Testing Procedures and Current Treatments
Diagnosis of Gonorrhea is typically performed using a nucleic acid amplification test (NAAT), which detects the genetic material of Neisseria gonorrhoeae. These highly accurate tests can be performed on easily collected samples, such as a urine sample for urethral infections. If the infection is suspected at an extragenital site, a swab may be used to collect a sample from the rectum or the throat.
Current treatment protocols for uncomplicated Gonorrhea have been impacted by the bacteria’s ability to develop antibiotic resistance. The Centers for Disease Control and Prevention (CDC) currently recommends a single, intramuscular dose of the antibiotic ceftriaxone for uncomplicated infections.
In some cases, especially where co-infection with Chlamydia is suspected, a second oral antibiotic like azithromycin or doxycycline may be added to the regimen.

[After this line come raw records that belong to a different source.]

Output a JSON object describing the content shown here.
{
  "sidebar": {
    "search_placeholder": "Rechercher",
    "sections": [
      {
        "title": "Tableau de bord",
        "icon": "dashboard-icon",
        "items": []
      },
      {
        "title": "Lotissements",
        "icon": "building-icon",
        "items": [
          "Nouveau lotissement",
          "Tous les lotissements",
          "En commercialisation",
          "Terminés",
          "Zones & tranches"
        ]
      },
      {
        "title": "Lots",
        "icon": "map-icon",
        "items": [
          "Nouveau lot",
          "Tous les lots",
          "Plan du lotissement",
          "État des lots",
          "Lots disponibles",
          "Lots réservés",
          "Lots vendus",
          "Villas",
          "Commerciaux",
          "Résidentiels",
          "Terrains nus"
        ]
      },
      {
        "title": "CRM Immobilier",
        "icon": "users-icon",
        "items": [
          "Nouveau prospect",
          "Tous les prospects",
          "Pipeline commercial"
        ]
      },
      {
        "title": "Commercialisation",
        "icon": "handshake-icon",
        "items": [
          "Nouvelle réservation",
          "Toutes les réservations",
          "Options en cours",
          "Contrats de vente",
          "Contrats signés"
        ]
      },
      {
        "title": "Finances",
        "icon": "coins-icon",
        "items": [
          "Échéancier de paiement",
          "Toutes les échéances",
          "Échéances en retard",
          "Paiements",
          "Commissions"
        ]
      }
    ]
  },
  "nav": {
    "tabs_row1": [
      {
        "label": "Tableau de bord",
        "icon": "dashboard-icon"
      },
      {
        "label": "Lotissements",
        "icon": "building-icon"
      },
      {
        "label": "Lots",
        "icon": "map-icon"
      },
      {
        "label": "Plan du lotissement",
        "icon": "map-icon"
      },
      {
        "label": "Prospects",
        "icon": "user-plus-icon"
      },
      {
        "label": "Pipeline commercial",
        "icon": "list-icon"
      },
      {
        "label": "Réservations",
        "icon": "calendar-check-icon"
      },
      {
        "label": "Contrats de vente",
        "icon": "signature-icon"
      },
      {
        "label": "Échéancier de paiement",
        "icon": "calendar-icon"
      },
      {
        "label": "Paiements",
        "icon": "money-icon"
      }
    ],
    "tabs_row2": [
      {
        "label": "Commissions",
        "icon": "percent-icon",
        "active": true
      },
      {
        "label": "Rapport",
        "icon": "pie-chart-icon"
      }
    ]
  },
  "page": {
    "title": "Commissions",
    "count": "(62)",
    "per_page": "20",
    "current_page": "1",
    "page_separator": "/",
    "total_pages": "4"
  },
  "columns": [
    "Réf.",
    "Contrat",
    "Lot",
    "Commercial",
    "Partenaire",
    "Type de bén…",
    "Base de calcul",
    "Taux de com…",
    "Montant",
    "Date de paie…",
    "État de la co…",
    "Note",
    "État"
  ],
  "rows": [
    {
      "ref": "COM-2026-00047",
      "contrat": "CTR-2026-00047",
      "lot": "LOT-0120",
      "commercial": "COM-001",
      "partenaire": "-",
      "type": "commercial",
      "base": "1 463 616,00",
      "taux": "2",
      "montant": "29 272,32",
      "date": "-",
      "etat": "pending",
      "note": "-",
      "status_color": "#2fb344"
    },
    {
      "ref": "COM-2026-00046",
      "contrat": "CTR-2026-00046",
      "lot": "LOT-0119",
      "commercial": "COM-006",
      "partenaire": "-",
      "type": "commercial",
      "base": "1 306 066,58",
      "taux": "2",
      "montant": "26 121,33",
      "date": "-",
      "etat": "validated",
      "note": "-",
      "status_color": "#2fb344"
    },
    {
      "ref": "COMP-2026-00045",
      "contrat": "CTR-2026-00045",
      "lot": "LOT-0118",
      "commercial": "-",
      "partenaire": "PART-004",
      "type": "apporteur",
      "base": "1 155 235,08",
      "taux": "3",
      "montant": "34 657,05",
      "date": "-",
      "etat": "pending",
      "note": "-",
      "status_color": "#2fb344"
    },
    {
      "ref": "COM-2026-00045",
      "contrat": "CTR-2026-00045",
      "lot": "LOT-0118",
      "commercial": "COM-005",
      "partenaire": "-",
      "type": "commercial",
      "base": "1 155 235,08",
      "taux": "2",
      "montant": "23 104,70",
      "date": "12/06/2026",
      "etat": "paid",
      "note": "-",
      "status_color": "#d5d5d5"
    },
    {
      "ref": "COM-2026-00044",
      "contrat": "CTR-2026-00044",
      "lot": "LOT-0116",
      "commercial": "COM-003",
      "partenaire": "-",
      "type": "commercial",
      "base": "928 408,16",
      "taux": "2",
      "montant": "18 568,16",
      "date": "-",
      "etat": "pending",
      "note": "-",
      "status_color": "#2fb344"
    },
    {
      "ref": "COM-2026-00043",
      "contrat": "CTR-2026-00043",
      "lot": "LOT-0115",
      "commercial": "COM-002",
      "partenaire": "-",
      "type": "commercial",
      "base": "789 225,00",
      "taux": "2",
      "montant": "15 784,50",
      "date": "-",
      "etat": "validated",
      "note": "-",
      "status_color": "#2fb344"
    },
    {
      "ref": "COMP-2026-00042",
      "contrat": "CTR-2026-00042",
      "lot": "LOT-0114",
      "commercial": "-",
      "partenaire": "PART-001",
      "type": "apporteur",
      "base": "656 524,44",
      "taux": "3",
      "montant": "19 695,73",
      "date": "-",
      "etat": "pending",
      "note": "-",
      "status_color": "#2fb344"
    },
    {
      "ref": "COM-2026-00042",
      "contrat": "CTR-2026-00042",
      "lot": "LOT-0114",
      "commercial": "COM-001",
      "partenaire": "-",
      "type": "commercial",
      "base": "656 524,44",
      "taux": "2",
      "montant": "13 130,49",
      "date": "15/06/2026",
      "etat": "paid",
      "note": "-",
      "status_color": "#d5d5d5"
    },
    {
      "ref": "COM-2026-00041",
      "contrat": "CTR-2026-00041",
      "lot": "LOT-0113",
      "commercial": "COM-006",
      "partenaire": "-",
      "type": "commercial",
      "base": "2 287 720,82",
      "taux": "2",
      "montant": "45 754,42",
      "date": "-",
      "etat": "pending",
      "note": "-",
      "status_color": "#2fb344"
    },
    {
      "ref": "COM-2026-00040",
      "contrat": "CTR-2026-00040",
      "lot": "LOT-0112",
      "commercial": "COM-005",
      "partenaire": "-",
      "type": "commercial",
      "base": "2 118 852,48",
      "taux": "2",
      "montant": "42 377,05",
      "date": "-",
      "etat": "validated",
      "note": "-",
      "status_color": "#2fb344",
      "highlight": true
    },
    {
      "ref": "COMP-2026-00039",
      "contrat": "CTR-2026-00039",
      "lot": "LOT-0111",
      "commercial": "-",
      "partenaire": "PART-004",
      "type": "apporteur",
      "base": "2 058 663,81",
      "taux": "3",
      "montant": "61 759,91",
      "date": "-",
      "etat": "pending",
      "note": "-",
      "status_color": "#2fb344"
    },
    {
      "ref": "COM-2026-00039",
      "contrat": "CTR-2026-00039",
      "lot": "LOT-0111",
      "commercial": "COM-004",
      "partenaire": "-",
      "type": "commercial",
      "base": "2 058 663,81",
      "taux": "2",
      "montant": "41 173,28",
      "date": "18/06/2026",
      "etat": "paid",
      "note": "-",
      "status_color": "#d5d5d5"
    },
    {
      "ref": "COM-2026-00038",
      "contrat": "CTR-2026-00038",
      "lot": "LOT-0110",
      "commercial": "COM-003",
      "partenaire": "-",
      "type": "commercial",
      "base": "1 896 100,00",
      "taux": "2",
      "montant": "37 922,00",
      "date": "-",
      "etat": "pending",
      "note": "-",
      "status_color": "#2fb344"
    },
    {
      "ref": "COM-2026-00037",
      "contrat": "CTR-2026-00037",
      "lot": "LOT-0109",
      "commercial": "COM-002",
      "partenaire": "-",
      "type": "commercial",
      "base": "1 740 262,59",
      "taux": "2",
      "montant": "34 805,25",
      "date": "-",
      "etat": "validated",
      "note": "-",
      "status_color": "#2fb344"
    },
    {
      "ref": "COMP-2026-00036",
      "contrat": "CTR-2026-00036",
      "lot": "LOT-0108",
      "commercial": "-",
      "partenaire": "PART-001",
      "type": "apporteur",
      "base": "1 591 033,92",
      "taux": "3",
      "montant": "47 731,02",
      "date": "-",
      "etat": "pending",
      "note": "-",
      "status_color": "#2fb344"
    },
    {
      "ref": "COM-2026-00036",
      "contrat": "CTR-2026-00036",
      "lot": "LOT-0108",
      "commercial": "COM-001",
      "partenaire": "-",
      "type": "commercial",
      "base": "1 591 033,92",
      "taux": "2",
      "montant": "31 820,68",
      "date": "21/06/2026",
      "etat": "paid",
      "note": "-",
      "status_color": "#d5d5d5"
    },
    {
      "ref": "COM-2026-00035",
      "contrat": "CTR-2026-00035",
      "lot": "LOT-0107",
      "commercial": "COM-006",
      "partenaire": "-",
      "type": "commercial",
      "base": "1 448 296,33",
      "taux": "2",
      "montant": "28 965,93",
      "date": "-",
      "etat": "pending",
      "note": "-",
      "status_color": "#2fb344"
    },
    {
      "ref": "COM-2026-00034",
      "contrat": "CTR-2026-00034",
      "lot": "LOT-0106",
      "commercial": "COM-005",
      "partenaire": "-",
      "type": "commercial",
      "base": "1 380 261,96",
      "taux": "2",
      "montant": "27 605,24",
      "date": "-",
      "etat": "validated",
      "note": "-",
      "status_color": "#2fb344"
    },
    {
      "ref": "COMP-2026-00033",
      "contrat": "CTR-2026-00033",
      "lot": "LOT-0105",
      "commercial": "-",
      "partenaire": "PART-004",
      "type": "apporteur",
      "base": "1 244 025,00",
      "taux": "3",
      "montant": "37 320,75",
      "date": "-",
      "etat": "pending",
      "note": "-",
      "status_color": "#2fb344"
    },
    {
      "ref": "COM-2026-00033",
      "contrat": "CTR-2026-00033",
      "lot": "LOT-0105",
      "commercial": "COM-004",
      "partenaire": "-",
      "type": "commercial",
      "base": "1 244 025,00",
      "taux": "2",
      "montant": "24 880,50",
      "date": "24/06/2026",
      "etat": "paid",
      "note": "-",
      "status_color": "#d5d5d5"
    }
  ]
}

A “test-of-cure” is often recommended following treatment, particularly for pharyngeal infections or if a less-preferred antibiotic regimen was used, to confirm that the infection has been fully eradicated.
Prevention and Partner Notification
The most effective way to prevent Gonorrhea is to abstain from sexual contact or to be in a long-term, mutually monogamous relationship with a partner who has tested negative for all STIs. For sexually active individuals, consistent and correct use of barrier methods, such as male or female condoms, significantly reduces the risk of transmission. Regular screening is a further preventive measure, especially for sexually active women under the age of 25 and men who have sex with men.
Partner notification is necessary to stop the chain of transmission and prevent reinfection. Once diagnosed, a person is advised to inform all recent sexual partners so those individuals can be tested and treated promptly. Healthcare providers can assist with this process, sometimes offering Expedited Partner Therapy (EPT), where medication is given to the patient to take to their partner without a prior medical exam.